From here there are more places to branch out, more questions to ask. There are problems one encounters when using free lists such as fragmentation. How can we solve that problem? Are there other allocation strategies and book keeping data structures we could use to avoid the performance penalties of a linked data structure and fragmentation?
The answer to these questions uses the same framework as above!
When you want to become the best programmer you can be the skill to learn isn’t how to search for the answer or ask an LLM.
What you want to develop is the skill to find the answers on your own. There’s no short cut to this process. You want to learn how to break down the problem and tell a computer how to solve it for you.

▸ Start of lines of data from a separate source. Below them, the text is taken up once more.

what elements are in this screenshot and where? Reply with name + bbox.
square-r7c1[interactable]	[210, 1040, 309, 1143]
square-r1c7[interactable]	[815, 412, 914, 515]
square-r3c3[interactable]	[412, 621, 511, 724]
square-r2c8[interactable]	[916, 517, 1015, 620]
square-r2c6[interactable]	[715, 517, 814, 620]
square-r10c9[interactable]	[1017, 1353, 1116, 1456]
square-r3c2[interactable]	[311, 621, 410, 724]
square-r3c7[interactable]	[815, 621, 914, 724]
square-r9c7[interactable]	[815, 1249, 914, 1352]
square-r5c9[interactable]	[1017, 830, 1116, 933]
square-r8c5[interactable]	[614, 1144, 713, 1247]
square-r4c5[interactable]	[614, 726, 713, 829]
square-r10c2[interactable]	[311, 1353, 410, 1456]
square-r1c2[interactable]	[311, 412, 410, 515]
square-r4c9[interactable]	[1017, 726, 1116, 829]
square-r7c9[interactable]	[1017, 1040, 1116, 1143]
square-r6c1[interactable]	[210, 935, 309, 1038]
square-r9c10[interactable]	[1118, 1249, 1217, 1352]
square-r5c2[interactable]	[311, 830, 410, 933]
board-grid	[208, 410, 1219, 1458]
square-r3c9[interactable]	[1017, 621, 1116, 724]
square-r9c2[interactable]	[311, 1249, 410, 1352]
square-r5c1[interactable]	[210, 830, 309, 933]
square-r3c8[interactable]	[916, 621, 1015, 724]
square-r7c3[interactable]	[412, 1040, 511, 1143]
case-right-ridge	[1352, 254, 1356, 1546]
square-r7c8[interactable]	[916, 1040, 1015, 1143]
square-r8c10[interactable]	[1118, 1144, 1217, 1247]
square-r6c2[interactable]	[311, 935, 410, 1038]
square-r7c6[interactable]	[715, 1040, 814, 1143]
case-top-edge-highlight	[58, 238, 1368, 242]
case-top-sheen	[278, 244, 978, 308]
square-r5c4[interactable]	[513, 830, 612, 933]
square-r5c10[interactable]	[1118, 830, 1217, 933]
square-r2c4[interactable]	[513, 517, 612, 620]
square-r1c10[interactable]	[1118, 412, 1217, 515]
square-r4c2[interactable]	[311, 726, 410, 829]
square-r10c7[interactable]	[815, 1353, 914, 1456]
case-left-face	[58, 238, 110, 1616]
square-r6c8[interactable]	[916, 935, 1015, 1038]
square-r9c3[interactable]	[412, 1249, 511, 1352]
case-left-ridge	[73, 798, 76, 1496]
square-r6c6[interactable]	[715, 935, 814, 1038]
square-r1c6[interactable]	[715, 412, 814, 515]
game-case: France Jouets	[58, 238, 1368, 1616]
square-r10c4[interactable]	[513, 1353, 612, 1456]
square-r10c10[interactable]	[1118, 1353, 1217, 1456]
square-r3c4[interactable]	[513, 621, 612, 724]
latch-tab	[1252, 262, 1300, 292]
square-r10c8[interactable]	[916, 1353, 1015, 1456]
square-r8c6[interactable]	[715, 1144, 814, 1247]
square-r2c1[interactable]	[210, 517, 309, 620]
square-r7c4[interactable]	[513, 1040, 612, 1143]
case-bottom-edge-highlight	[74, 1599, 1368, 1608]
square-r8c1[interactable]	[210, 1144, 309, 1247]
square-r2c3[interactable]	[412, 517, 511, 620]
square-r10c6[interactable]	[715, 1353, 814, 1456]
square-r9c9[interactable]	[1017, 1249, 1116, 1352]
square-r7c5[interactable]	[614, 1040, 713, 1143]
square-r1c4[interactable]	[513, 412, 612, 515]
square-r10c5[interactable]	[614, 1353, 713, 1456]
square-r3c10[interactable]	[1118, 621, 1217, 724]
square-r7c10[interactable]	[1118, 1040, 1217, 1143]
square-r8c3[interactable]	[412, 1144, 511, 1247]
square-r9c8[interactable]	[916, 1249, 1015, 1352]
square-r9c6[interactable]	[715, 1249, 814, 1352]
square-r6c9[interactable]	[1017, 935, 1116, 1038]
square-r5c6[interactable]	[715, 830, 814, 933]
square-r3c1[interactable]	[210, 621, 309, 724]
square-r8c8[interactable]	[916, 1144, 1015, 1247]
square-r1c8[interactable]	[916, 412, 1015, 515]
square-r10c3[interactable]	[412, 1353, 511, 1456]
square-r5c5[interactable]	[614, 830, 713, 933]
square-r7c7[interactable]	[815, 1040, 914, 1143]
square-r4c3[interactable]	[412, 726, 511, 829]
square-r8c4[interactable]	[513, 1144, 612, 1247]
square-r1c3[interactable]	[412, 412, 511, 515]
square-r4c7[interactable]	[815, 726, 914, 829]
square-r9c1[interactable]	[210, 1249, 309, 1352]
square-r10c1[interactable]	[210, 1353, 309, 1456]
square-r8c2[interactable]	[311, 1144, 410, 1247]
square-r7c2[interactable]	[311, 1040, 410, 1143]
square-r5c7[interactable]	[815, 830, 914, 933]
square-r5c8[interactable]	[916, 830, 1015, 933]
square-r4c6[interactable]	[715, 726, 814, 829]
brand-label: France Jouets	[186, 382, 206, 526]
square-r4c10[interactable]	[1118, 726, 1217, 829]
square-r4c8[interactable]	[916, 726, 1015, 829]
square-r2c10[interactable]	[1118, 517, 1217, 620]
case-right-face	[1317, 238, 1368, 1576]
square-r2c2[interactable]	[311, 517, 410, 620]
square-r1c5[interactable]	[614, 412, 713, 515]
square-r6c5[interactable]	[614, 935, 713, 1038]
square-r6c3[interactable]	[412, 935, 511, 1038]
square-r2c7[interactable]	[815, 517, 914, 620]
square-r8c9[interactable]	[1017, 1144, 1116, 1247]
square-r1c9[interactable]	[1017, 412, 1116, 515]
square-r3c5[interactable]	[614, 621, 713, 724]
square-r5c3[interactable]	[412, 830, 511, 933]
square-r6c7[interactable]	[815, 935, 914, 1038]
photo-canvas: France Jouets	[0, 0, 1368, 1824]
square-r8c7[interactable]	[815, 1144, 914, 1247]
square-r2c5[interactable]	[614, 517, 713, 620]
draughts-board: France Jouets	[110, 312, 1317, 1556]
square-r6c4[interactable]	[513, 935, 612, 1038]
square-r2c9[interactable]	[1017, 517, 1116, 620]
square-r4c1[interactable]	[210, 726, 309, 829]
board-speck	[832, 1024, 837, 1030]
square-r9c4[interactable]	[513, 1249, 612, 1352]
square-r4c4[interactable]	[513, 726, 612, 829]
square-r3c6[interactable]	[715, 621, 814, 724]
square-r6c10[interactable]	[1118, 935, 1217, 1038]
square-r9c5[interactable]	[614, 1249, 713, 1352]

The best way to gain this skill is to practice it. When you have a question don’t ask for the answer. Learn how to answer the question for yourself.
Use your searching skills when you want to compare your notes with the research of others. You will find, in the case of allocators, that there are many ways to write them and there is decades of research here. That may lead you to more questions.
Try answering a few for yourself before you jump to the answer from someone else. You might occasionally find a novel solution to a problem others have been having!
Best of luck out there and happy hacking.